Capitolo
4
Rosa
De Santis
Settembre
1943
False
speranze
Il cielo
cominciava a imbrunire, l’aria a raffreddarsi e Roma dava così il suo addio a
una lunga, calda e austera estate di guerra. La mia estate era trascorsa – del
resto come ogni estate – all’insegna della monotonia e della tristezza a causa
delle solite aspettative deluse. Nell’autobus, uno dei pochi riservati a noi
ebrei, eravamo stretti come tante sardine in una scatola ed io, aggrappata
saldamente a una maniglia, mi sentivo in trappola. Dal fondo, proveniva un
vociare continuo e fastidioso di ragazzi uno dei quali urlava in romanesco
stretto ed io mi pentii di essere salita su quell’autobus. Giunta alla fermata,
con un sospiro di liberazione, scesi dall’autobus nel mio vestito nero a
campana e mi avviai verso la Fontana di Trevi. Lì, davanti ai miei occhi, si
presentarono le scene di sempre: qualche turista di mezza età che scattava
foto; ragazzi e ragazze seduti che parlavano e ridevano; un vigile che
riprendeva severamente dei bambini intenti a rubare le monetine con un retino.

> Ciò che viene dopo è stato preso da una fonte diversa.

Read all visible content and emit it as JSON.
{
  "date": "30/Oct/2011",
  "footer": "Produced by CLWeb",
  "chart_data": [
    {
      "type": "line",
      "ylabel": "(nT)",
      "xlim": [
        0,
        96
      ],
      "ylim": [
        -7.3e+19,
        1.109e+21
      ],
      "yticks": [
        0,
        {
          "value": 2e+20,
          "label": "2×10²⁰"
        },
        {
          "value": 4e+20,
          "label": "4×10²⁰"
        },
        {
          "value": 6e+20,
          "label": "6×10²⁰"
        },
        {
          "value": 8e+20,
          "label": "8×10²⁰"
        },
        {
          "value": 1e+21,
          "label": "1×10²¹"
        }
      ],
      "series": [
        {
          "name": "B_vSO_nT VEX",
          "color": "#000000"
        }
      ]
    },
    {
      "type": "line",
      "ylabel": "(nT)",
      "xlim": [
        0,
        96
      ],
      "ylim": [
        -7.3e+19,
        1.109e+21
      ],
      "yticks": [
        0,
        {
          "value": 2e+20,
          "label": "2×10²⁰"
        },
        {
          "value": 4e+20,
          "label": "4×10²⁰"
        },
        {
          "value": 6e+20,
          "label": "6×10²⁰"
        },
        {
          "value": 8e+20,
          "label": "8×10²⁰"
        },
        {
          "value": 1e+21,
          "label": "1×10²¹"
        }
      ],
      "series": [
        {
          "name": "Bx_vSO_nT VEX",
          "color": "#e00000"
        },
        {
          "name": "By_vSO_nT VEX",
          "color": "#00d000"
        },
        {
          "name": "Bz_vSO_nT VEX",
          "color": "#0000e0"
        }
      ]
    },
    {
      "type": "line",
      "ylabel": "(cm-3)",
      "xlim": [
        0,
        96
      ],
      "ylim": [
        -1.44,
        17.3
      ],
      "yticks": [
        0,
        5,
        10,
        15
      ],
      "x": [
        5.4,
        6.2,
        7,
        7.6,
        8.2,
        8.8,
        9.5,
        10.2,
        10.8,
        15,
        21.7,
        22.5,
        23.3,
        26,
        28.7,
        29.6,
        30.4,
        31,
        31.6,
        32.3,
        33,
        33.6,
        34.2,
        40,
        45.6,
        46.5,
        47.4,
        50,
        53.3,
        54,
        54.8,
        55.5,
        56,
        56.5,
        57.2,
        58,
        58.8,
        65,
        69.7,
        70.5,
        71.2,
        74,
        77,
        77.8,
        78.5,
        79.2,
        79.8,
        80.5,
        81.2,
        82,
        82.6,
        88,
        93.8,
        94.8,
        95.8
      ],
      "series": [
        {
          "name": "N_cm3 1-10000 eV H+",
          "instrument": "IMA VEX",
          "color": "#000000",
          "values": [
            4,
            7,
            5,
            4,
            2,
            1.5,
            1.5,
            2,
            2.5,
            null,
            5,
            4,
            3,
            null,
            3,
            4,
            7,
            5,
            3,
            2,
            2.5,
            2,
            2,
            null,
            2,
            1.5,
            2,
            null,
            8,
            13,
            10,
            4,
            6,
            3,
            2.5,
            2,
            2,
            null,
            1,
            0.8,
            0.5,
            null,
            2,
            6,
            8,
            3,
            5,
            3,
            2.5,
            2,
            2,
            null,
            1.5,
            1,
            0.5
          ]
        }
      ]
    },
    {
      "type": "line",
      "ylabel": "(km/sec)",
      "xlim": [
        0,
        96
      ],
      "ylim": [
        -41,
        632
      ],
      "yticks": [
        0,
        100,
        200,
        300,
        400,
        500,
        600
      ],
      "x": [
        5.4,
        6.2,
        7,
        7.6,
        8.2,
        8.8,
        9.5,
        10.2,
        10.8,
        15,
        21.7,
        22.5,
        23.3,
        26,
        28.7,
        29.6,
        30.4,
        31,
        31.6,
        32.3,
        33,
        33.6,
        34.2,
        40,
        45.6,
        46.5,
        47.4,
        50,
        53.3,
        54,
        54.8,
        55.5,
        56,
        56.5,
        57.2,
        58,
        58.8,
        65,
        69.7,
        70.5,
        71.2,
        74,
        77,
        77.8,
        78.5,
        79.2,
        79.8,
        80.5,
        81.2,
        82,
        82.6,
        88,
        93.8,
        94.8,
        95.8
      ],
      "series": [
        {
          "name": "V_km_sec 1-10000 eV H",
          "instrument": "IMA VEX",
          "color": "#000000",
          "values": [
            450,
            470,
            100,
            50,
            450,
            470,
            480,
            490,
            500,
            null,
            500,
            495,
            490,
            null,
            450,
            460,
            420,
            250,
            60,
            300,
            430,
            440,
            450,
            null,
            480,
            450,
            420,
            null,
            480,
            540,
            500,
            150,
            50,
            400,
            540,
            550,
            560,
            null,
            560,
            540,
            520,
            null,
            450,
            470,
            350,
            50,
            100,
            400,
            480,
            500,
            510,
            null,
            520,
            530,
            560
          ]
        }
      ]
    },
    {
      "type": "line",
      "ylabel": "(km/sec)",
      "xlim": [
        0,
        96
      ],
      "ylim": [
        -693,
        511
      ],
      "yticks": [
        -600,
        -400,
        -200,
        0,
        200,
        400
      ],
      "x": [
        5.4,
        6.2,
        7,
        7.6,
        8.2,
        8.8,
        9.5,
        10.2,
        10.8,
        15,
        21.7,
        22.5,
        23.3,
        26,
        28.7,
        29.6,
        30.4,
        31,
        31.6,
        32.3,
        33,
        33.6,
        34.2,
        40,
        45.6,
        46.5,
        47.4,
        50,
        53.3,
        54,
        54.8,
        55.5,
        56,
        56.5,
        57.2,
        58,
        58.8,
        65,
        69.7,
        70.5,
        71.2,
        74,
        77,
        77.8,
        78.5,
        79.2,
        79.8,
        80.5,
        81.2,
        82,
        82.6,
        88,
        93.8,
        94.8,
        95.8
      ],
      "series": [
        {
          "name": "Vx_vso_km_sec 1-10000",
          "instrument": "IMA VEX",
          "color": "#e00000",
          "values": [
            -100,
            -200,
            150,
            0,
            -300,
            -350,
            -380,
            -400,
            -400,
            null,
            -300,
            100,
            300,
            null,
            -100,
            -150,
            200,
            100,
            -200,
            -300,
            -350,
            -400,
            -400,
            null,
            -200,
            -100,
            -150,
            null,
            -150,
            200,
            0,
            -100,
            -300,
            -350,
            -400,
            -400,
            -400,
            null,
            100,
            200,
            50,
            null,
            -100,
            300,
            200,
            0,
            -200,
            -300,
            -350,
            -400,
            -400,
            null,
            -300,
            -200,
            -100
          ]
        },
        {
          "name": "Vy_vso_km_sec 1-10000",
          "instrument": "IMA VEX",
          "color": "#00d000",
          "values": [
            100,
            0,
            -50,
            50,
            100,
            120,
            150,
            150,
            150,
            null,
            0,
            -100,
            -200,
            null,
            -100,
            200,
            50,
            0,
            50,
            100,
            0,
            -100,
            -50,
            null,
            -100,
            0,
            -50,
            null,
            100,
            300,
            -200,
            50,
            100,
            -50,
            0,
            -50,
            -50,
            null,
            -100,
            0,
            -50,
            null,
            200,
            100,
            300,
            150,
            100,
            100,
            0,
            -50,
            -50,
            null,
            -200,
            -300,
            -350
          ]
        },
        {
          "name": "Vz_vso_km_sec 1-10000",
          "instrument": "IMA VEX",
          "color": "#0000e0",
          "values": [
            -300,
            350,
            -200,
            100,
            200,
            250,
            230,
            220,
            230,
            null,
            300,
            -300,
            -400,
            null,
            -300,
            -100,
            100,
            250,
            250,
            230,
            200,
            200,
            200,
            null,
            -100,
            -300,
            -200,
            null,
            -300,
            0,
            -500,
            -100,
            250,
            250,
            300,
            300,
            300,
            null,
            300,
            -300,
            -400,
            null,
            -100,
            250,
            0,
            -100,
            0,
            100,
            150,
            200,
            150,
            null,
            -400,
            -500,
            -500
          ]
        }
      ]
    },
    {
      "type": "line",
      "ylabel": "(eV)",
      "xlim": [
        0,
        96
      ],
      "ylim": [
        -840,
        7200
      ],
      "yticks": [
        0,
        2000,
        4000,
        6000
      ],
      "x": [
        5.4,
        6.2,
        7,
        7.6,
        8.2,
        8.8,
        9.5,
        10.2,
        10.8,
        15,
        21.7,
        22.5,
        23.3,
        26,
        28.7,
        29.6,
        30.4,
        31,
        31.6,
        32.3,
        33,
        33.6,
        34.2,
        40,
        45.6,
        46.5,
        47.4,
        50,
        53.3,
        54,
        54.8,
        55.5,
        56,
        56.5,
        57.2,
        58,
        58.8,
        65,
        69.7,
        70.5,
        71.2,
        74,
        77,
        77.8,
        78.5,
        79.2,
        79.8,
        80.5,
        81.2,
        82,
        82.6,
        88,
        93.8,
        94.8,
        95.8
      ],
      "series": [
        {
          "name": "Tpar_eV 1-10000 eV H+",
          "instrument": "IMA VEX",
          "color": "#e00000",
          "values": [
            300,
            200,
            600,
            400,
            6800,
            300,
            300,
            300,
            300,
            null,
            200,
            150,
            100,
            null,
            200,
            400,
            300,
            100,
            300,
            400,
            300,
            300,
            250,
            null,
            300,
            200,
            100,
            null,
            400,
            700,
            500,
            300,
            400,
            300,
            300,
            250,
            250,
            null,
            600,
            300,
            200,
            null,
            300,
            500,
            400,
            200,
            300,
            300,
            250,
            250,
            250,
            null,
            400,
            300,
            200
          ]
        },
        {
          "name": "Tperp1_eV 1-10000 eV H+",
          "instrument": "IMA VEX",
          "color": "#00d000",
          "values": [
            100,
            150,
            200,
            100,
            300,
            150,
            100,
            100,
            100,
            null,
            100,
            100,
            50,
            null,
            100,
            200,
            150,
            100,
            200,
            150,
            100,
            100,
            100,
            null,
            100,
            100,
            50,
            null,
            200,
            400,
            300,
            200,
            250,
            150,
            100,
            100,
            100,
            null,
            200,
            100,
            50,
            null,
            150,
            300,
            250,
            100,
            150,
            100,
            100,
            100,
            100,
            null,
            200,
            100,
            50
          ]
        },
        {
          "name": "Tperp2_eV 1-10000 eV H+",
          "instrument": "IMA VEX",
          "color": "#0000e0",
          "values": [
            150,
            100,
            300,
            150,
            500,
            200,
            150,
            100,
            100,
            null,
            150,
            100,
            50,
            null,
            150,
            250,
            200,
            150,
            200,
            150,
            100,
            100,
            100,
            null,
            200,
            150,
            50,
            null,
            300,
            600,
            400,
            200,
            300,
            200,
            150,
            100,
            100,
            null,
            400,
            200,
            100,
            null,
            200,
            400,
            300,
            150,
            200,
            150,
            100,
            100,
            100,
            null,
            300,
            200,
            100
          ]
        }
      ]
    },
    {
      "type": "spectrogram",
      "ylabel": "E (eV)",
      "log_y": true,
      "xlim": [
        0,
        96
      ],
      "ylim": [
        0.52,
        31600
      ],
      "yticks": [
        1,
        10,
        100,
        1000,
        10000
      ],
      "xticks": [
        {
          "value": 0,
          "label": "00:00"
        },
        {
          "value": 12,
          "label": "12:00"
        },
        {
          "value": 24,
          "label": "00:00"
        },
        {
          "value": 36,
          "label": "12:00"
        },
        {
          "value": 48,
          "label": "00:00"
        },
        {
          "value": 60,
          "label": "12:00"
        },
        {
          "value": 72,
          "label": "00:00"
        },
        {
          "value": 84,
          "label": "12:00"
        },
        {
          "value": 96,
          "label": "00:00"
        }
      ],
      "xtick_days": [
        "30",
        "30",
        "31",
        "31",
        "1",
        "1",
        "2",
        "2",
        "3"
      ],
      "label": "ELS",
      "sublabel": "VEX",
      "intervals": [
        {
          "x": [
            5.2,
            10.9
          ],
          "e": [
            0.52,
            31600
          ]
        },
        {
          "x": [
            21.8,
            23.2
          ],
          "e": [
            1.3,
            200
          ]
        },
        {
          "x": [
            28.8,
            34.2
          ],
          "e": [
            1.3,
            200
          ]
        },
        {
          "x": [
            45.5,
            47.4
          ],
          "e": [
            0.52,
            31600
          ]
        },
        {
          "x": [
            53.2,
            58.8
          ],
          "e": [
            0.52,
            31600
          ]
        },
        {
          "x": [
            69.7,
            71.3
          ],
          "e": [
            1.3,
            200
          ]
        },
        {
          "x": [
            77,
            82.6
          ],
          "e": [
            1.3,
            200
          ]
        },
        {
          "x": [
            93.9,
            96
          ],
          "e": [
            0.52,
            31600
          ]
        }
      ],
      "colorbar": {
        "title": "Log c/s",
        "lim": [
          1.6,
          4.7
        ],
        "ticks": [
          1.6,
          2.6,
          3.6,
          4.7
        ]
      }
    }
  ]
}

Poggiai la giacchettina bianca sulle spalle mentre il vento mi spruzzò sul viso
alcune gocce d’acqua. Chiusi per un istante gli occhi e sospirai, questa volta
di sollievo. Poi, guardandomi attorno, mi resi conto che ero l’unica senza
compagnia e di nuovo m’invase la tristezza. Mi avevano detto che per ogni
persona sulla faccia della terra c’era un’anima gemella e la mia in quale parte
del mondo si nascondeva? Mi domandavo chi fosse e cosa stesse provando in quel
momento l’uomo che dall’alto mi era stato designato. Forse, come me, sentiva il
disperato bisogno di essere amato e di colmare il vuoto della solitudine.
Forse, come me, era stato deluso da persone a cui voleva bene e adesso il suo
cuore stentava ad aprirsi agli altri. Forse, come me, si sentiva insoddisfatto
di se stesso e della propria vita. Avvertii una sensazione di debolezza alle
gambe e pensai di andarmi a sedere sul muretto. Ma poi non mi mossi, ricordando
che agli ebrei era proibito sedersi lì. Decisi allora di farmi forza per non
sprofondare di nuovo nell’angoscia e ci riuscii. Frugai nella borsa alla
ricerca di qualche spicciolo e, trovato un centesimo di lira, mi avvicinai alla
fontana. Mi voltai, chiusi gli occhi e, esprimendo il desiderio – quello di
sempre – di trovare l’amore, lanciai la monetina. Quando riaprii gli occhi,
come un oscuro presagio, vidi passare davanti a me un piccolo reparto di SS e,
impaurita, scappai via.
La radio interruppe
la sua trasmissione musicale proprio nel bel mezzo della mia canzone preferita,
“ Ma l’amore no ”, e mi precipitai ad alzare il volume. Con l’orecchio quasi
attaccato alla radio, ascoltai impaziente le parole di un uomo dalla voce
atona: “ Il governo
italiano, riconosciuta l'impossibilità di continuare l'impari lotta contro la
soverchiante potenza avversaria, nell'intento di risparmiare ulteriori e più
gravi sciagure alla Nazione ha chiesto un armistizio al generale Eisenhower,
comandante in capo delle forze alleate anglo-americane. La richiesta è
stata accolta. Conseguentemente, ogni atto di ostilità contro le forze
anglo-americane deve cessare da parte delle forze italiane in ogni luogo.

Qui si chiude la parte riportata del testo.